A deputada indígena fez um longo relato sobre os eventos que sucederam a repressão contra a marcha indígena. “Era um ato pacífico, um ato na luta pelos direitos dos povos indígenas, dialogando com os Três Poderes”, afirmou. “Quando eu desci com o meu povo cantando, não tinha nenhuma grade. Eu até falei: ‘Como que eles estão jogando esse tanto de spray de pimenta, essa repressão policial, se não tinha nenhum impeditivo para descer?’”, relatou a parlamentar, dizendo ainda que em um primeiro momento, os bombeiros se negaram a prestar socorro.
E seguiu: “Vendo toda aquela situação de agressividade e que já tinha muita gente voltando, eu falei: ‘Eu preciso entrar na Câmara’, assim como fiz todos os outros anos para no meu exercício de parlamentar. O que qualquer um faria é dialogar e pedir que parasse aquela repressão’”. Em seguida, a parlamentar conta que foi impedida de entrar no edifício do Congresso pelos policiais legislativos, mesmo afirmando que era deputada.

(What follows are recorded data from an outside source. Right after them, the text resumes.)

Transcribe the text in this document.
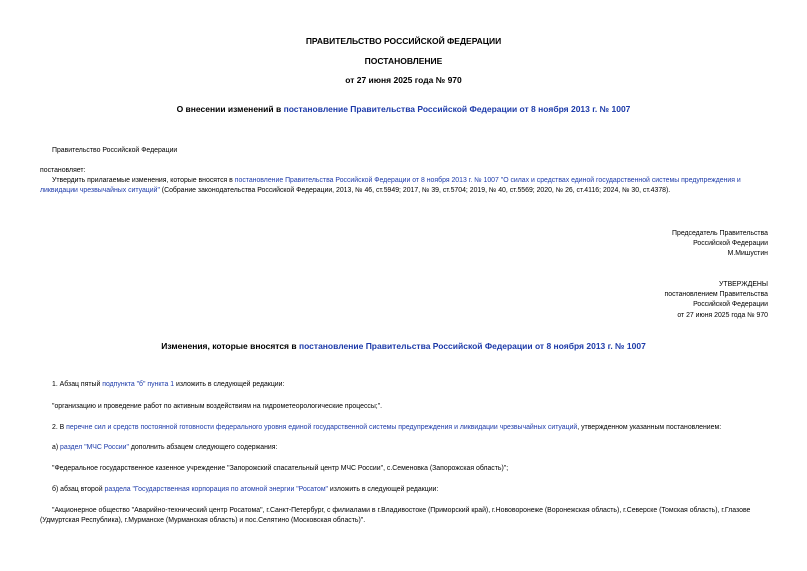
ПРАВИТЕЛЬСТВО РОССИЙСКОЙ ФЕДЕРАЦИИ
ПОСТАНОВЛЕНИЕ
от 27 июня 2025 года № 970
О внесении изменений в постановление Правительства Российской Федерации от 8 ноября 2013 г. № 1007
Правительство Российской Федерации
постановляет:
Утвердить прилагаемые изменения, которые вносятся в постановление Правительства Российской Федерации от 8 ноября 2013 г. № 1007 "О силах и средствах единой государственной системы предупреждения и ликвидации чрезвычайных ситуаций" (Собрание законодательства Российской Федерации, 2013, № 46, ст.5949; 2017, № 39, ст.5704; 2019, № 40, ст.5569; 2020, № 26, ст.4116; 2024, № 30, ст.4378).
Председатель Правительства
Российской Федерации
М.Мишустин
УТВЕРЖДЕНЫ
постановлением Правительства
Российской Федерации
от 27 июня 2025 года № 970
Изменения, которые вносятся в постановление Правительства Российской Федерации от 8 ноября 2013 г. № 1007
1. Абзац пятый подпункта "б" пункта 1 изложить в следующей редакции:
"организацию и проведение работ по активным воздействиям на гидрометеорологические процессы;".
2. В перечне сил и средств постоянной готовности федерального уровня единой государственной системы предупреждения и ликвидации чрезвычайных ситуаций, утвержденном указанным постановлением:
а) раздел "МЧС России" дополнить абзацем следующего содержания:
"Федеральное государственное казенное учреждение "Запорожский спасательный центр МЧС России", с.Семеновка (Запорожская область)";
б) абзац второй раздела "Государственная корпорация по атомной энергии "Росатом" изложить в следующей редакции:
"Акционерное общество "Аварийно-технический центр Росатома", г.Санкт-Петербург, с филиалами в г.Владивостоке (Приморский край), г.Нововоронеже (Воронежская область), г.Северске (Томская область), г.Глазове (Удмуртская Республика), г.Мурманске (Мурманская область) и пос.Селятино (Московская область)".
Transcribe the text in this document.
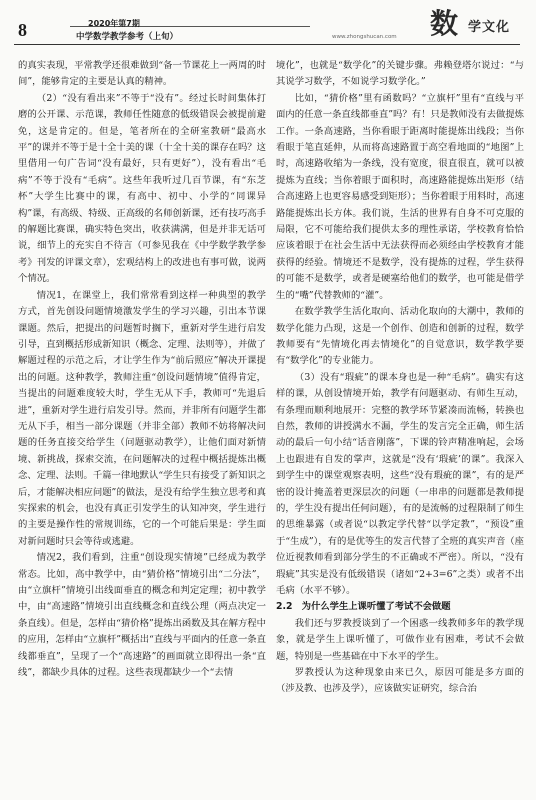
8	2020年第7期
中学数学教学参考（上旬）	www.zhongshucan.com 数 学文化

的真实表现，平常教学还很难做到“备一节课花上一两周的时间”，能够肯定的主要是认真的精神。

（2）“没有看出来”不等于“没有”。经过长时间集体打磨的公开课、示范课，教师任性随意的低级错误会被提前避免，这是肯定的。但是，笔者所在的全研室教研“最高水平”的课并不等于是十全十美的课（十全十美的课存在吗？这里借用一句广告词“没有最好，只有更好”），没有看出“毛病”不等于没有“毛病”。这些年我听过几百节课，有“东芝杯”大学生比赛中的课，有高中、初中、小学的“同课异构”课，有高级、特级、正高级的名师创新课，还有技巧高手的解题比赛课，确实特色突出，收获满满，但是并非无话可说，细节上的充实自不待言（可参见我在《中学数学教学参考》刊发的评课文章），宏观结构上的改进也有事可做，说两个情况。

情况1，在课堂上，我们常常看到这样一种典型的教学方式，首先创设问题情境激发学生的学习兴趣，引出本节课课题。然后，把提出的问题暂时搁下，重新对学生进行启发引导，直到概括形成新知识（概念、定理、法则等），并做了解题过程的示范之后，才让学生作为“前后照应”解决开课提出的问题。这种教学，教师注重“创设问题情境”值得肯定，当提出的问题难度较大时，学生无从下手，教师可“先退后进”，重新对学生进行启发引导。然而，并非所有问题学生都无从下手，相当一部分课题（并非全部）教师不妨将解决问题的任务直接交给学生（问题驱动教学），让他们面对新情境、新挑战，探索交流，在问题解决的过程中概括提炼出概念、定理、法则。千篇一律地默认“学生只有接受了新知识之后，才能解决相应问题”的做法，是没有给学生独立思考和真实探索的机会，也没有真正引发学生的认知冲突，学生进行的主要是操作性的常规训练，它的一个可能后果是：学生面对新问题时只会等待或逃避。

情况2，我们看到，注重“创设现实情境”已经成为教学常态。比如，高中教学中，由“猜价格”情境引出“二分法”，由“立旗杆”情境引出线面垂直的概念和判定定理；初中教学中，由“高速路”情境引出直线概念和直线公理（两点决定一条直线）。但是，怎样由“猜价格”提炼出函数及其在解方程中的应用，怎样由“立旗杆”概括出“直线与平面内的任意一条直线都垂直”，呈现了一个“高速路”的画面就立即得出一条“直线”，都缺少具体的过程。这些表现都缺少一个“去情

境化”，也就是“数学化”的关键步骤。弗赖登塔尔说过：“与其说学习数学，不如说学习数学化。”

比如，“猜价格”里有函数吗？“立旗杆”里有“直线与平面内的任意一条直线都垂直”吗？有！只是教师没有去做提炼工作。一条高速路，当你看眼于距离时能提炼出线段；当你看眼于笔直延伸，从而将高速路置于高空看地面的“地图”上时，高速路收缩为一条线，没有宽度，很直很直，就可以被提炼为直线；当你着眼于面积时，高速路能提炼出矩形（结合高速路上也更容易感受到矩形）；当你着眼于用料时，高速路能提炼出长方体。我们说，生活的世界有自身不可克服的局限，它不可能给我们提供太多的理性承诺，学校教育恰恰应该着眼于在社会生活中无法获得而必须经由学校教育才能获得的经验。情境还不是数学，没有提炼的过程，学生获得的可能不是数学，或者是硬塞给他们的数学，也可能是借学生的“嘴”代替教师的“灌”。

在数学教学生活化取向、活动化取向的大潮中，教师的数学化能力凸现，这是一个创作、创造和创新的过程，数学教师要有“先情境化再去情境化”的自觉意识，数学教学要有“数学化”的专业能力。

（3）没有“瑕疵”的课本身也是一种“毛病”。确实有这样的课，从创设情境开始，教学有问题驱动、有师生互动，有条理而顺利地展开：完整的教学环节紧凑而流畅，转换也自然，教师的讲授满水不漏，学生的发言完全正确，师生活动的最后一句小结“话音刚落”，下课的铃声精准响起，会场上也跟进有自发的掌声，这就是“没有‘瑕疵’的课”。我深入到学生中的课堂观察表明，这些“没有瑕疵的课”，有的是严密的设计掩盖着更深层次的问题（一串串的问题都是教师提的，学生没有提出任何问题），有的是流畅的过程限制了师生的思维暴露（或者说“以教定学代替“以学定教”，“预设”重于“生成”），有的是优等生的发言代替了全班的真实声音（座位近视教师看到部分学生的不正确或不严密）。所以，“没有瑕疵”其实是没有低级错误（诸如“2+3=6”之类）或者不出毛病（水平不够）。

2.2　为什么学生上课听懂了考试不会做题

我们还与罗教授谈到了一个困惑一线教师多年的教学现象，就是学生上课听懂了，可做作业有困难，考试不会做题，特别是一些基础在中下水平的学生。

罗教授认为这种现象由来已久，原因可能是多方面的（涉及教、也涉及学），应该做实证研究，综合治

“Além de me negar ajuda, duvidaram que eu era parlamentar e toda a nossa assessoria mostrou crachá. Chegaram a liberar a nossa assessoria, mas não me liberaram porque eu teria que ter a comprovação que era parlamentar”, disse Xakriabá. “Pode passar o paletó e também um salto alto que ninguém vai dizer que é uma ameaça. Mas não pode colocar o cocar na cabeça porque não são capazes de me reconhecer como autoridade”, completou.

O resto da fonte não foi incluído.